Pour five tablespoons of olive oil in a large, heavy-based pot that has a cover. Set it over a fairly high heat. Once the oil is shimmering, add the sliced red onion and a teaspoon of salt. Sauté, stirring occasionally, for about 10 minutes, until the onion is translucent enough to be cut a wooden spoon.

Adding the Potatoes

Add the minced garlic and cook for another two minutes, to release its aroma. Then, add the potato wedges and oregano, mixing until they are nicely glossed in the oil. Spoon in the tomato puree and cook for one minute. Add the chopped tomatoes along with 400ml of water.

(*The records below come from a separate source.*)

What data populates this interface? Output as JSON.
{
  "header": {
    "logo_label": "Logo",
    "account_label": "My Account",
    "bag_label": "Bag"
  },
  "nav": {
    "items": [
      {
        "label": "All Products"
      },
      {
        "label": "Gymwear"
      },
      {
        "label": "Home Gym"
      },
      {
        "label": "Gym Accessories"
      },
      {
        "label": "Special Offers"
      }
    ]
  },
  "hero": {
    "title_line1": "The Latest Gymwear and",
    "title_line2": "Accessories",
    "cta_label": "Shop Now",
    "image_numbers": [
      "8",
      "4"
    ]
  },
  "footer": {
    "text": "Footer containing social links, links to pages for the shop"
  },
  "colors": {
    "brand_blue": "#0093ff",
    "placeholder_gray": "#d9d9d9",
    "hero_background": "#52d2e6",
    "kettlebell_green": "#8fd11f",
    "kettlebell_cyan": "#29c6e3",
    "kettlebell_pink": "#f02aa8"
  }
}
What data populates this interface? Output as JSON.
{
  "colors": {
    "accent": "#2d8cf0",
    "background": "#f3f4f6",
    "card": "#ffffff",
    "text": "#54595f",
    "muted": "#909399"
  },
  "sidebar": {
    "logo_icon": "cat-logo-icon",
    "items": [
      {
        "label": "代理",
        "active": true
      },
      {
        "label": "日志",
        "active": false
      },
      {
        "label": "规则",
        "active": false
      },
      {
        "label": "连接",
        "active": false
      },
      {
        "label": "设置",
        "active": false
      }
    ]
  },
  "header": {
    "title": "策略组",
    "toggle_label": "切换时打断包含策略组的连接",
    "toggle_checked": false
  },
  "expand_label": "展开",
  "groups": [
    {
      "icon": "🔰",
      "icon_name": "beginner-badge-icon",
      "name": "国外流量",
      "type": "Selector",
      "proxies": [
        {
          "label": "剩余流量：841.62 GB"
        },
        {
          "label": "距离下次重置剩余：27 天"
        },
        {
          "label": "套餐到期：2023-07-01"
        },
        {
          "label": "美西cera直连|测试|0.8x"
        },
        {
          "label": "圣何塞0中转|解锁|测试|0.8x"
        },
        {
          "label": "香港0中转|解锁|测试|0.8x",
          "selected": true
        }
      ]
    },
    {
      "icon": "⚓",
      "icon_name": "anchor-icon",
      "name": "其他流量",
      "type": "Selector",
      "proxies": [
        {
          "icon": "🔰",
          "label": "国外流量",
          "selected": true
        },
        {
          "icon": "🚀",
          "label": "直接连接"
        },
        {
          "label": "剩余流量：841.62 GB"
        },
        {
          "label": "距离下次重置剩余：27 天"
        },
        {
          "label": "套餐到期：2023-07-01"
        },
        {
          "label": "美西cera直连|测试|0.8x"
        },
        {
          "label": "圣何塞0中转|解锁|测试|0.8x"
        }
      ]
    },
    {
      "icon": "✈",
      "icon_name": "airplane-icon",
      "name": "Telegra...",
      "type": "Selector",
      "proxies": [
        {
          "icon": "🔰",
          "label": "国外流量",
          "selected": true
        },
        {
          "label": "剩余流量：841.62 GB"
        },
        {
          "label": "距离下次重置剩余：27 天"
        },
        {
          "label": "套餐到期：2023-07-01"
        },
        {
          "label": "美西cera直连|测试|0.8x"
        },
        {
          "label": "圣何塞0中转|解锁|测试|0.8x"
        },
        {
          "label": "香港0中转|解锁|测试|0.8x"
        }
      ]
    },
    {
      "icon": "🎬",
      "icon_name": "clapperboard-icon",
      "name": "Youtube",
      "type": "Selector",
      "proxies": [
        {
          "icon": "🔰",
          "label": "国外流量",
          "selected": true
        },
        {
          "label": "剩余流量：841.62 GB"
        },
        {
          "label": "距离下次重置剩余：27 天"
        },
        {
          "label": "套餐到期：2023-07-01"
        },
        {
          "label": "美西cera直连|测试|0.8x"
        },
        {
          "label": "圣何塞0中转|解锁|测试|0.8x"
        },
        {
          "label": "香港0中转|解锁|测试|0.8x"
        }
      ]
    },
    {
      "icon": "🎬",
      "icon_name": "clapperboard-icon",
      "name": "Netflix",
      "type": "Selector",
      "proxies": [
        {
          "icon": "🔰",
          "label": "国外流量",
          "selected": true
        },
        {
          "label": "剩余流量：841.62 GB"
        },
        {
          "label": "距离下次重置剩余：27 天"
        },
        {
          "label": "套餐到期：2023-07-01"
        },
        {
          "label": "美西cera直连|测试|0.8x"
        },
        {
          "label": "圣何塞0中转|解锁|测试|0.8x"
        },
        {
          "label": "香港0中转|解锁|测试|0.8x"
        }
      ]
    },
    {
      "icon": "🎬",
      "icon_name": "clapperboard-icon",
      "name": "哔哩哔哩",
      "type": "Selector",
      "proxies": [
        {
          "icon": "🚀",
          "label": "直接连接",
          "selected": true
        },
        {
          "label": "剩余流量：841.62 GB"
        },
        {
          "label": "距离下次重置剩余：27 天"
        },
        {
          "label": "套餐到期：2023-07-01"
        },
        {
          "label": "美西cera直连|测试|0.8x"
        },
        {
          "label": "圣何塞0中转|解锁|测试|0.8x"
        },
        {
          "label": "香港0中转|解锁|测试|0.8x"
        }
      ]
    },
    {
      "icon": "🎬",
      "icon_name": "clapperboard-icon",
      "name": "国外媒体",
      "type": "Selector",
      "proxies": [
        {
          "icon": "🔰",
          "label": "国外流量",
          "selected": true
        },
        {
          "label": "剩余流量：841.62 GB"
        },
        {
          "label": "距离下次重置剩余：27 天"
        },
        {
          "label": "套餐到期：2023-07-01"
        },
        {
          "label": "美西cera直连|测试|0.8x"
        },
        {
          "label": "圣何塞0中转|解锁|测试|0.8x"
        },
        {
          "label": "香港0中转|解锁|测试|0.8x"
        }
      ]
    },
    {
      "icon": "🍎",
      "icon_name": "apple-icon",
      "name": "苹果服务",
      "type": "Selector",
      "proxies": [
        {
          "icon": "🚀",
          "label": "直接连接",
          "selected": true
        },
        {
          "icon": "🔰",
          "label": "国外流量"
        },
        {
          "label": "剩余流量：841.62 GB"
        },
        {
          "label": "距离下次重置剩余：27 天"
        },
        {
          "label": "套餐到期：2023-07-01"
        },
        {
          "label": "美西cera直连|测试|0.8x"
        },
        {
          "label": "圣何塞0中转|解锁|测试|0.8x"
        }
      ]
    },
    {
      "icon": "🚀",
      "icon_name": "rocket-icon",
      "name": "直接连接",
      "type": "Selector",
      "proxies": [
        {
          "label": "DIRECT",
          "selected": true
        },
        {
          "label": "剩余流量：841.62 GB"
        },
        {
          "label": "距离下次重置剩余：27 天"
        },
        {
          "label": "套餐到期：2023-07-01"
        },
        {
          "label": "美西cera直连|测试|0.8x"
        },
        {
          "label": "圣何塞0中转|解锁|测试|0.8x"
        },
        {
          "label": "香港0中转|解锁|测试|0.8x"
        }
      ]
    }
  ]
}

Bring to a boil, then put the lid on, lower the heat to a gentle simmer, and leave to cook for 20 minutes.

3. The Whipped Feta

Meanwhile, make the whipped feta. In a food processor, combine the feta, Greek yoghurt, lemon zest and juice, three tablespoons of olive oil, and a big pinch or two of salt until the mixture is smooth and creamy.

Finishing the Stew

Mix the pitted kalamata olives into the potato stew. Let it cook uncovered for a further 15-20 minutes, until the potatoes are easily pierced with a knife and the sauce has thickened nicely.

Plating Up

Serve the steaming yahni into serving dishes. Crown each with a generous spoonful of the whipped feta and a dusting of dried oregano.

Patates yahni is a celebration to the magic of few components elevated by patient cooking. Savor!

Debra Kemp
Debra Kemp

A tech enthusiast and writer passionate about emerging technologies and their impact on society.